F1 MUST make these changes to SAVE Monaco or say goodbye to the 'crown jewel'
Another Monaco Grand Prix, and another principality procession. Save for the late-race shower, 2023's 'Jewel in the Crown' event was another example of how out of place the Circuit de Monaco is in modern-day F1.
I'm all for the prestige and history that the Circuit de Monaco provides every year — the near-consistent challenge for drivers tackling it is an unparalleled barometer to compare drivers across all Formula 1 ages and eras.
Winning in Monaco means something that victories at other tracks can't compare to, even equally as historic ones as Spa, Monza, and Silverstone. The relentless nature of the 2.1-mile circuit is like nothing else.
Yet I groan every year when it comes up, knowing that external factors, like the French Riviera's precipitation or mechanical gremlins, must play a part for the Monaco Grand Prix to capture the imagination.
Unlike those quick to point to possible alternative layouts around Monte Carlo to solve the problem, I argue that the issue isn't with the course but the sport itself.
The modern-day Formula 1 car is simply far too large to provide decent racing around Monaco on a standard Sunday afternoon.
Today's cars are around the same size as a Rolls-Royce Ghost, a car viewed as an extra-long luxury vehicle, and it's a realisation you can only fully perceive when seeing one of the cars in real life. It's a complaint that hinders Formula 1 racing everywhere on the ever-growing calendar, but the principality's narrow streets exaggerate the issue more than at any other venue.

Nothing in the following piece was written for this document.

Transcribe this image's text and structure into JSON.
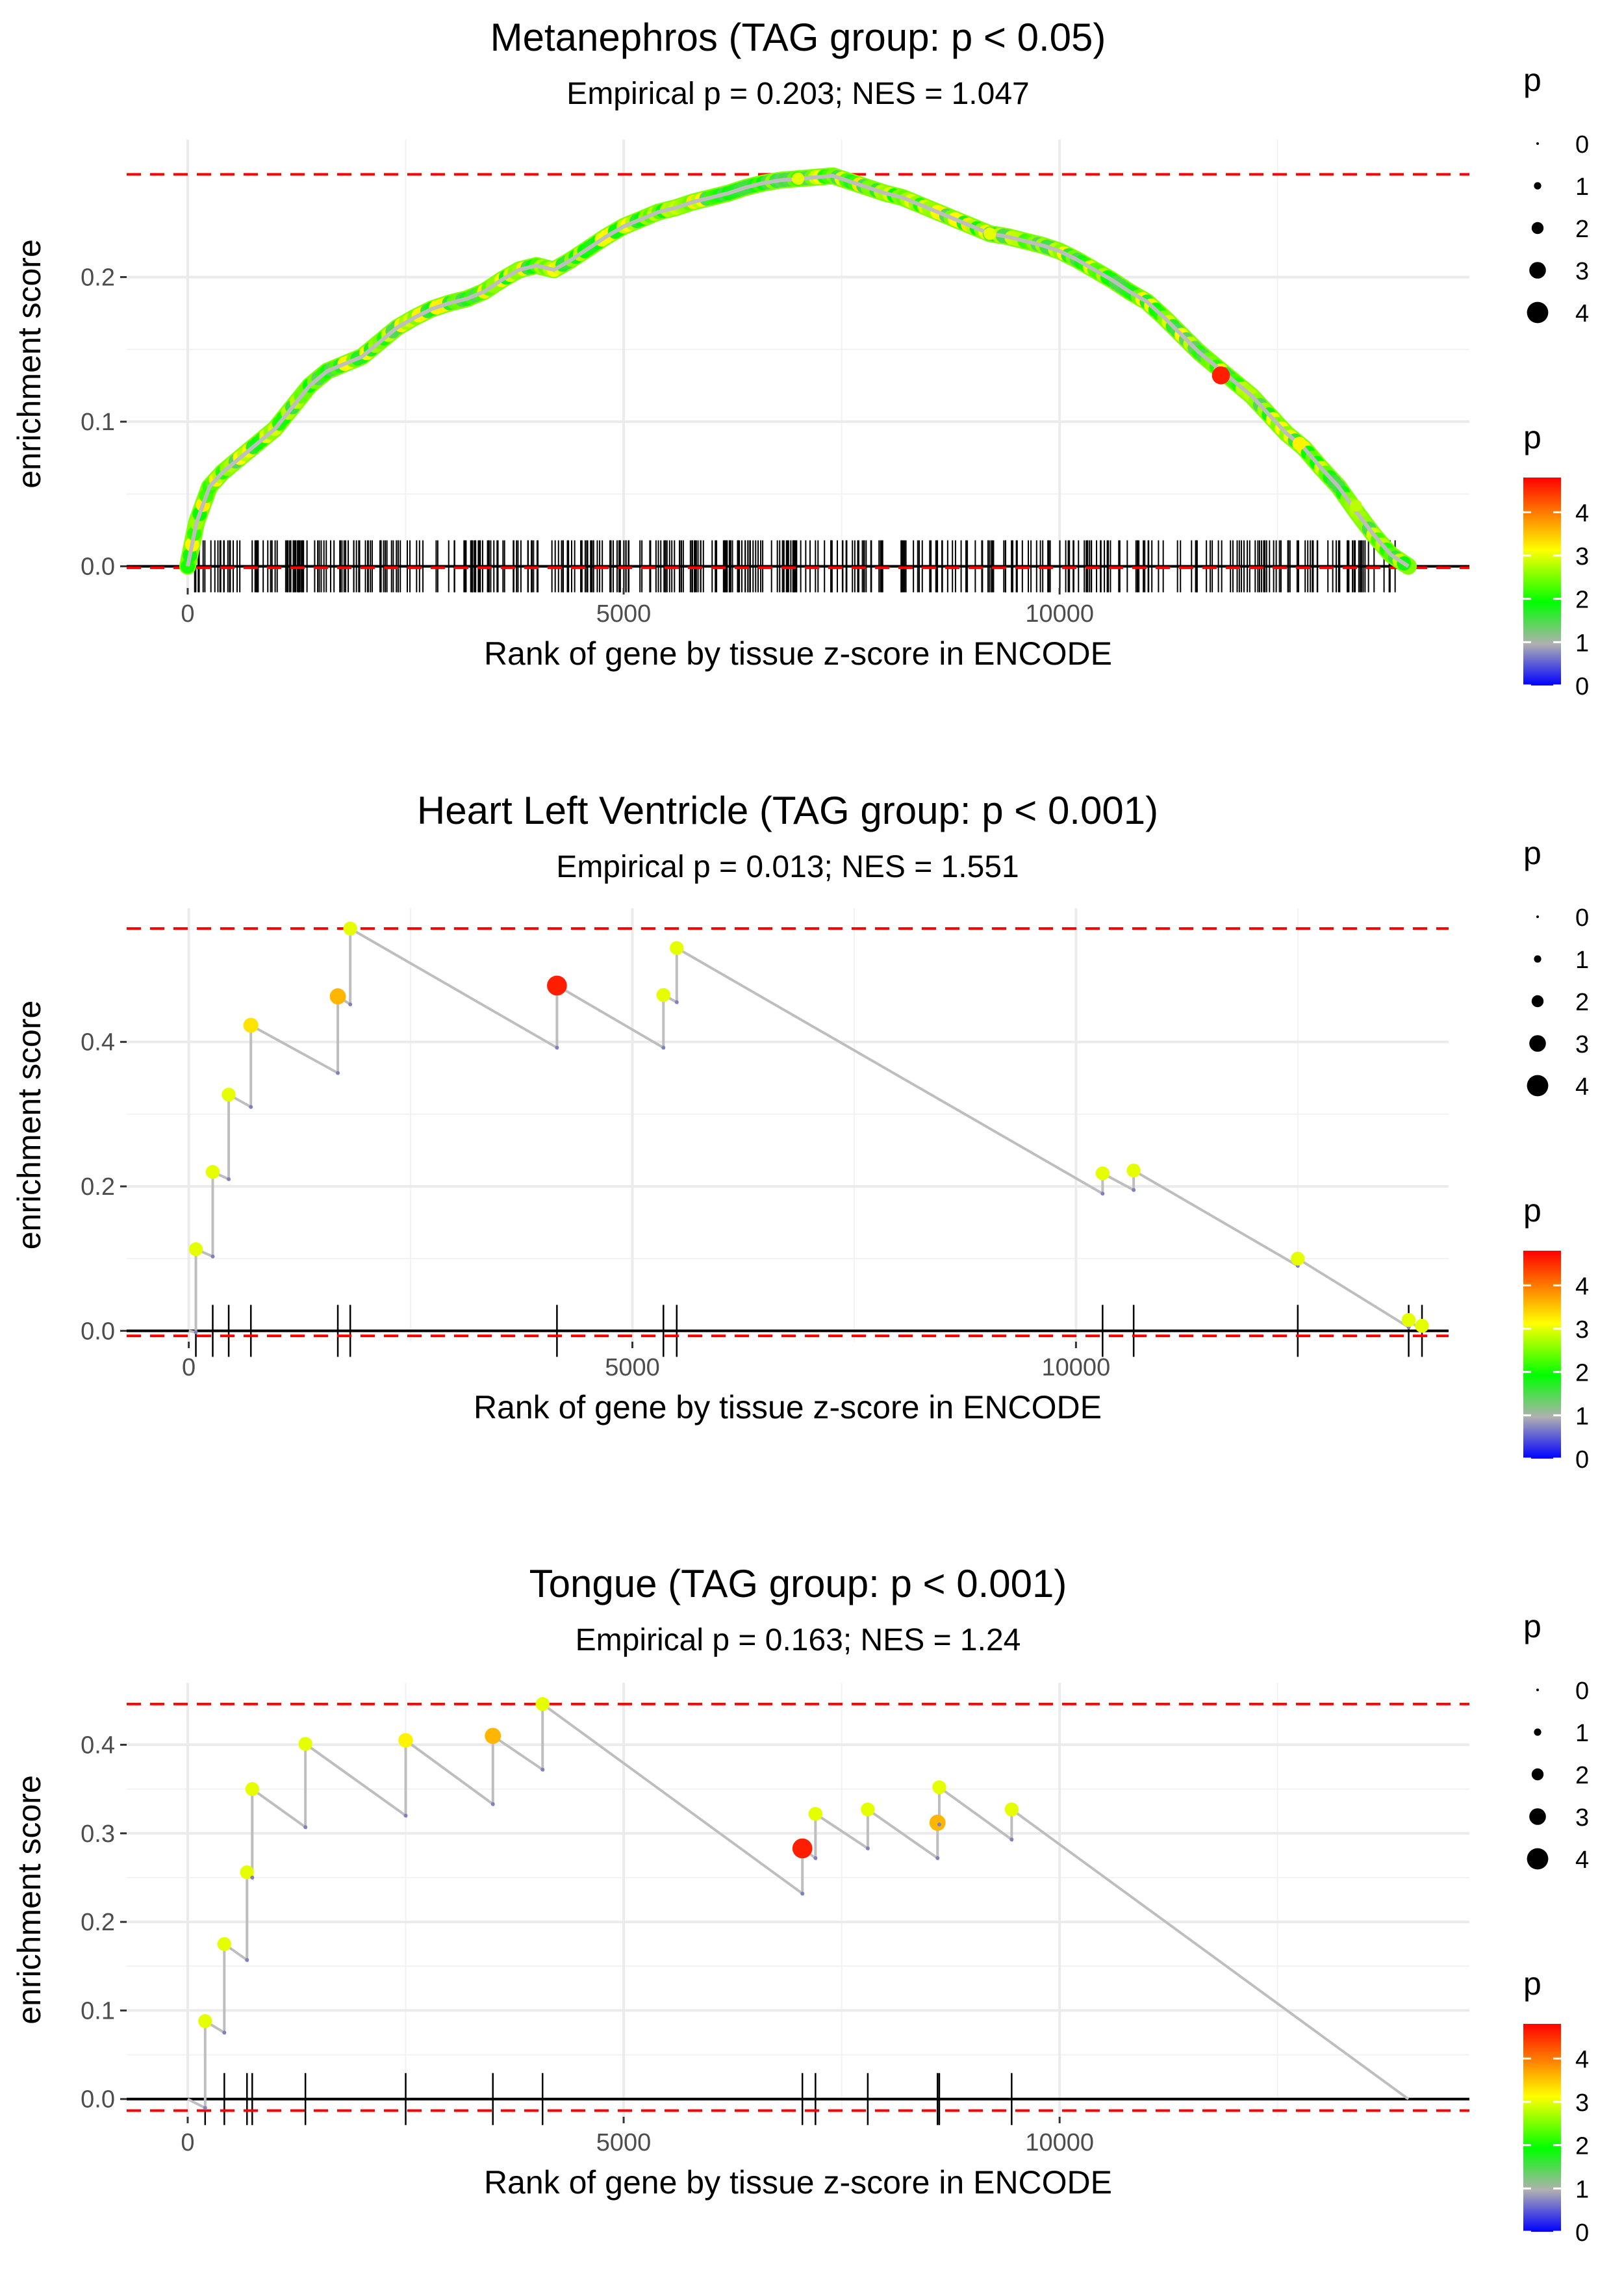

Under normal racing circumstances, it's impossible to get two cars alongside each other at what should be the prime overtaking spots of Saint Devoite or the Nouvelle Chicane — those hard braking zones after Monaco's closest equivalents of 'straights'.
The modern-era cars' turning circles are not nimble enough to navigate this classic venue, so perhaps it's time to consider if a 78-lap tour of the circuit is a worthwhile use of a Formula 1 weekend. Aside from the spins and skids that saw others skip by, the on-track overtakes in this year's race were courtesy of the two Williams FW45s hitting the cliff on Pirelli's medium tyres far sooner than the British team expected and Yuki Tsunoda's brake issues.
Far more experienced drivers outmuscled Logan Sargeant as soon as they smelled blood when the American rookie's tentative turns almost reached standstill speeds. I daresay a front-running racer not tackling their sixth-ever Formula 1 race would've closed the door far sooner than Sargeant tried to or demanded a pit stop for fresh rubber to have a chance of fighting.
Out of date but there are solutions
Perhaps I'm the odd one here, but seeing a Formula 1 newcomer losing positions from a lack of tyre grip isn't what makes me tune in on a Sunday afternoon. Yet it's that, and the weather, that provides the entertainment on these streets. As Christian Horner said over the Grand Prix weekend, there's no way Formula 1 would choose to race there today if the proposal for the course came in 2023, and the recent street circuit adoptions of Miami, Jeddah, and Las Vegas hammer that home.
Although I'm no fan of the recent influx of city races, the width of these new tracks exists to accommodate Formula 1's monster machines that are closer to minibuses than cars. Widening or lengthening certain corners in Monaco just papers over the long-standing cracks that make the race such a boring event without addressing the sport's root problem.
Instead, Formula 1 needs to shrink down its machines to help with the annual monotonous Monaco while also helping the racecraft we'd see at all other tracks.
The alternative is saying goodbye to Monte Carlo and the season's best Saturday. Until something changes, a yearly raindance is our best hope for Monaco.